Le problème n’est pas la personne. Le problème, c’est que le sujet reste dans l’angle mort. Et un angle mort, ça provoque des accidents.

Pendant ce temps, vos managers en dessous sentent que quelque chose ne tourne pas rond. Ils ne savent pas quoi. Alors ils font des hypothèses. Ils se protègent. Ils ralentissent.


Ce que cet outil fait

Il crée les conditions pour nommer ce qui bloque. Sans règlement de comptes. Sans tout faire exploser.

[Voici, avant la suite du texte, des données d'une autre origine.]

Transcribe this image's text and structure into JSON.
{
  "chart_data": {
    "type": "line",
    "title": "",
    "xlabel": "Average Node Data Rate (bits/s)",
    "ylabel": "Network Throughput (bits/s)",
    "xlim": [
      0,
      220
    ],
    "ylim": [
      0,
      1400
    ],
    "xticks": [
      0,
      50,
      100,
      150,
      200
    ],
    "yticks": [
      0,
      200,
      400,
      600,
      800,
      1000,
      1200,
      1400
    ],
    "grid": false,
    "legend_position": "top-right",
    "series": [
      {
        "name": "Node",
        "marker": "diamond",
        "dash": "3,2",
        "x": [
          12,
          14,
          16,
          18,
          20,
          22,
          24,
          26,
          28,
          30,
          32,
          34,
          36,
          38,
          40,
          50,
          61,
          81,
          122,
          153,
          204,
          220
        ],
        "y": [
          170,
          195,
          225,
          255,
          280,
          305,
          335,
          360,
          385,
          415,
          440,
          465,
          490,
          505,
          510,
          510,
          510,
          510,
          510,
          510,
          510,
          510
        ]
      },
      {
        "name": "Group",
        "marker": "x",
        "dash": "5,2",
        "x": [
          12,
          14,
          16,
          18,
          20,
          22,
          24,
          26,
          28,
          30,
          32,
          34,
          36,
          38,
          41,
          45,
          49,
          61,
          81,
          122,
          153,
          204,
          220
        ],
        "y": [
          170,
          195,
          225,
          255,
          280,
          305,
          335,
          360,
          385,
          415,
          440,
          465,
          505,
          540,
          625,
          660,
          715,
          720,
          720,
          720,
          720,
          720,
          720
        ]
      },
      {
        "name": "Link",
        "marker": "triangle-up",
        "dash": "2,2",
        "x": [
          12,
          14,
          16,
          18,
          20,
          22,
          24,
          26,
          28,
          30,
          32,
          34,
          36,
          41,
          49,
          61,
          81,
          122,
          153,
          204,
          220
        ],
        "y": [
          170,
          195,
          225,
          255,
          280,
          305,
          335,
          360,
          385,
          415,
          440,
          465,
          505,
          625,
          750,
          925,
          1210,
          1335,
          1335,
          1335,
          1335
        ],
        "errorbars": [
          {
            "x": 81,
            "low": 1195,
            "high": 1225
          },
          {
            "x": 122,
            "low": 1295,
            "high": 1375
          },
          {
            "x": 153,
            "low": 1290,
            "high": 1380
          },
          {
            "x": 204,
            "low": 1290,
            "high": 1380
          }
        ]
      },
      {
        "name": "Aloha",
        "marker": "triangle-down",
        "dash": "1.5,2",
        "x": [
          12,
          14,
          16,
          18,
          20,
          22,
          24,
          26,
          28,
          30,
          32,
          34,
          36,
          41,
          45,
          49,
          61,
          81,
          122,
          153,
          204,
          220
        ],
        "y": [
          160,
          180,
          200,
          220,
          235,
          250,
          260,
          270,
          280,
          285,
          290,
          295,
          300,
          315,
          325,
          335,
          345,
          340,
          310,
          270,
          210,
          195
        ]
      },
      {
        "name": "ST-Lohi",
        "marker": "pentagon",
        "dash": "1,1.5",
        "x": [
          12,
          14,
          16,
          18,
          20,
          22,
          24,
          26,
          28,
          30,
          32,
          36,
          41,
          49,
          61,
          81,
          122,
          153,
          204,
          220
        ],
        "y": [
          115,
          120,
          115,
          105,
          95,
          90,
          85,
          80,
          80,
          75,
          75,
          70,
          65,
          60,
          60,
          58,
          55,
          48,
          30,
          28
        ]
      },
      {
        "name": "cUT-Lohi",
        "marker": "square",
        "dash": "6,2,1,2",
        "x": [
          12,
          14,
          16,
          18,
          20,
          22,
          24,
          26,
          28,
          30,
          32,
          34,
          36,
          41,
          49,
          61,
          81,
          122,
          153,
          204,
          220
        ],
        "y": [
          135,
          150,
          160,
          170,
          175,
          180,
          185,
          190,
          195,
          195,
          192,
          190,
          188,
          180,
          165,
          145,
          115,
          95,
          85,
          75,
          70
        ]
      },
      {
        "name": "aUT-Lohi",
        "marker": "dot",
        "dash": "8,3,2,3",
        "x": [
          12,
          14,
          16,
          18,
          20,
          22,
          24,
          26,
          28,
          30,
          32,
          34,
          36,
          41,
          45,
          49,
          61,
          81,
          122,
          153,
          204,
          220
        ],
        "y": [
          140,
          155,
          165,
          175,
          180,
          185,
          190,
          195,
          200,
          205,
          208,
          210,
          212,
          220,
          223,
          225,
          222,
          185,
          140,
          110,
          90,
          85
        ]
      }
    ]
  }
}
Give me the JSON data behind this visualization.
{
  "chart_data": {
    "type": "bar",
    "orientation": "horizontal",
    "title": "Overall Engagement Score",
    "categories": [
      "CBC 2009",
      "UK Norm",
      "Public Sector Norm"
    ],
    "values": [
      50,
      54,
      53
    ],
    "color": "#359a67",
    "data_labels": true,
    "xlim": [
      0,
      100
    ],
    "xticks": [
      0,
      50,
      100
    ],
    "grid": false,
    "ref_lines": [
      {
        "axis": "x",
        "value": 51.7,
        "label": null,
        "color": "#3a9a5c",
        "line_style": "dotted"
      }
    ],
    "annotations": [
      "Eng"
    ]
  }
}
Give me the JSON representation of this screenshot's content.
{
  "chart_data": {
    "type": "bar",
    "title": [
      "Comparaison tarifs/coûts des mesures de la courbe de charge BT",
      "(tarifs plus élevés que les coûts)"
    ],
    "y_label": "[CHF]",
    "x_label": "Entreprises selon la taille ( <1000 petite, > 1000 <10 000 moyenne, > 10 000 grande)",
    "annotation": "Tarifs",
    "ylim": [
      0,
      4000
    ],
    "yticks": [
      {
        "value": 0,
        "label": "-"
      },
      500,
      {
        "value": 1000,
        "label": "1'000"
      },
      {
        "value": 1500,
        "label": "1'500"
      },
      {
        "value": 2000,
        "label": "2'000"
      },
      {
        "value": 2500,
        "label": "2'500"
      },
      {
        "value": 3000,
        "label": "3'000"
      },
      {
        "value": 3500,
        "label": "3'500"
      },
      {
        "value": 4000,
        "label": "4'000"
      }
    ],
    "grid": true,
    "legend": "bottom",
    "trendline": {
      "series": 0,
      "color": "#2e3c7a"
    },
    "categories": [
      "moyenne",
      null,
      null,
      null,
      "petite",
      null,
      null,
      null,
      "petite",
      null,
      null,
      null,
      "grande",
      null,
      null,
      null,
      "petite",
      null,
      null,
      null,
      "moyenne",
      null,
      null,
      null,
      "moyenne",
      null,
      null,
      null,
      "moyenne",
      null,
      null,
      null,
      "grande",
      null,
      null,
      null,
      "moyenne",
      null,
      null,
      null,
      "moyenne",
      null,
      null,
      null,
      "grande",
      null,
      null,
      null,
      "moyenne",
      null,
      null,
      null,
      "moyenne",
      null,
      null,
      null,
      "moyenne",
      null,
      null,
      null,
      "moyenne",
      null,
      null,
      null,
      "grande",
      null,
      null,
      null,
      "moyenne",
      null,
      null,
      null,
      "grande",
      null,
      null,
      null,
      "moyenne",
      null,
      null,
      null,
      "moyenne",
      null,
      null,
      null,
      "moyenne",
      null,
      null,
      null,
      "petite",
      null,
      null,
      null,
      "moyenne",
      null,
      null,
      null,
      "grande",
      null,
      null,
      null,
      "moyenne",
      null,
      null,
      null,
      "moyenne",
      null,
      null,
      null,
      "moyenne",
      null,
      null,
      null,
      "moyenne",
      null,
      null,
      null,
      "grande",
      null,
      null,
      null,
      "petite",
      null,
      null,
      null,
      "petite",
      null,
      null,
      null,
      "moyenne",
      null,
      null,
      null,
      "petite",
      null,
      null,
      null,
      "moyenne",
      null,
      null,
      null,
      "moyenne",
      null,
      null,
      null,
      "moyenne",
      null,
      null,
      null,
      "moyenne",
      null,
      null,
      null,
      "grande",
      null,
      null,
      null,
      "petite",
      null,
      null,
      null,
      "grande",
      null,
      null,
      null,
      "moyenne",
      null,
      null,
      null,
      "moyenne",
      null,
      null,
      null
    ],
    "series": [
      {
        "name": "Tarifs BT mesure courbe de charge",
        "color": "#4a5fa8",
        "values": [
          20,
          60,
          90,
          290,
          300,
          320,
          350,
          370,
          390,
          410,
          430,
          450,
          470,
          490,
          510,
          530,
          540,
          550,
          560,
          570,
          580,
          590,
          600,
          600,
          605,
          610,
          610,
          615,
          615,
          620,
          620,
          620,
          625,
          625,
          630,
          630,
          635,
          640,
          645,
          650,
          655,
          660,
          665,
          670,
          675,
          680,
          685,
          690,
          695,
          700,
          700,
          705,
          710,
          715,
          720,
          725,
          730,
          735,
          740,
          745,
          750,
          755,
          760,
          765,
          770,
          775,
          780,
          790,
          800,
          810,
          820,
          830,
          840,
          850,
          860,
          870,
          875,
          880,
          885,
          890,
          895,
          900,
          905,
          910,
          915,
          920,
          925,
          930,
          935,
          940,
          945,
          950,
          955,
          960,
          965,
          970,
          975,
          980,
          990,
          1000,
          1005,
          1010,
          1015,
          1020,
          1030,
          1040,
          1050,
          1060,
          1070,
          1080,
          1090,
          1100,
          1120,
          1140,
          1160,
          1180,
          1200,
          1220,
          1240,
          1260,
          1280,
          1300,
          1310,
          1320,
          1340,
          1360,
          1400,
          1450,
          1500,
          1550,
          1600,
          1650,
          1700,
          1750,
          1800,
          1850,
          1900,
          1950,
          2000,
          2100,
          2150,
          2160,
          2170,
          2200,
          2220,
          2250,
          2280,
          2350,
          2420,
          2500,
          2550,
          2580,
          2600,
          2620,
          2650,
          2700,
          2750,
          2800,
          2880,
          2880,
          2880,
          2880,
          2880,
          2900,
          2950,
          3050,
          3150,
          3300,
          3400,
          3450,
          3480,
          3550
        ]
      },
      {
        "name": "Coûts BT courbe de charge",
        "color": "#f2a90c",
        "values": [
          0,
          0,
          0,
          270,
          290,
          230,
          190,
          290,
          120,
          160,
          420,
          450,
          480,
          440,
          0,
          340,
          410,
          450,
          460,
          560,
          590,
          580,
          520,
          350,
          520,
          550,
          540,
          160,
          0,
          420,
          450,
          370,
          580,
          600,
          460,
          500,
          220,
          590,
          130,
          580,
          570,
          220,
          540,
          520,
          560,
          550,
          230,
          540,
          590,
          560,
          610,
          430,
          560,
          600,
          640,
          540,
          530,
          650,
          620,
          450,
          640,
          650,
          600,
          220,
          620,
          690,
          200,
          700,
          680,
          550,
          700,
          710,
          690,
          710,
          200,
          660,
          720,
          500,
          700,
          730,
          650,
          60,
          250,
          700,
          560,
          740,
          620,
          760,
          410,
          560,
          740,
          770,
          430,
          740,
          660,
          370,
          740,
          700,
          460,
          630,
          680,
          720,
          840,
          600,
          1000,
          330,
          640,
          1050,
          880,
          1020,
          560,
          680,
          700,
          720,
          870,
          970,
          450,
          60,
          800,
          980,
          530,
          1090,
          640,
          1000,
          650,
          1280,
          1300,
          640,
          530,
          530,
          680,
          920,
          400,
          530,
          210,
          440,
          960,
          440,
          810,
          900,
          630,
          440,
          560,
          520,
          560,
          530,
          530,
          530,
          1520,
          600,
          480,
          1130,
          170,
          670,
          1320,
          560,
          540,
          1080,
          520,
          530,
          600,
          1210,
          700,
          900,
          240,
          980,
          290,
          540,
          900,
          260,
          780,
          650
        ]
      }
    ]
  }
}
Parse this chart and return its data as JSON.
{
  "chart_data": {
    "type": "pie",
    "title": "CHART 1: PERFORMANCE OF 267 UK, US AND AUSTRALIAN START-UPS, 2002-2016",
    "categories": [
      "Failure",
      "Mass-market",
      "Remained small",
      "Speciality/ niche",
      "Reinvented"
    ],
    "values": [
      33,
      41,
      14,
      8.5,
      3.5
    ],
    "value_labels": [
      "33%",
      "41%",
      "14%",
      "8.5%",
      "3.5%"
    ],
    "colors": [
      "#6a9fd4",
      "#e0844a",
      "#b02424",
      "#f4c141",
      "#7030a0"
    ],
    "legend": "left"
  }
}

Il ne règle pas tout en deux heures. Mais il sort le sujet de l’angle mort et lui donne un statut clair. C’est déjà énorme.


Quand l’utiliser

  • Un désaccord entre deux membres du CODIR dure depuis plus de 4 semaines.
  • Une décision est bloquée sans raison explicite.
  • Vous sentez que les réunions sont polies mais creuses.
  • Un sujet revient à chaque réunion sans jamais se régler.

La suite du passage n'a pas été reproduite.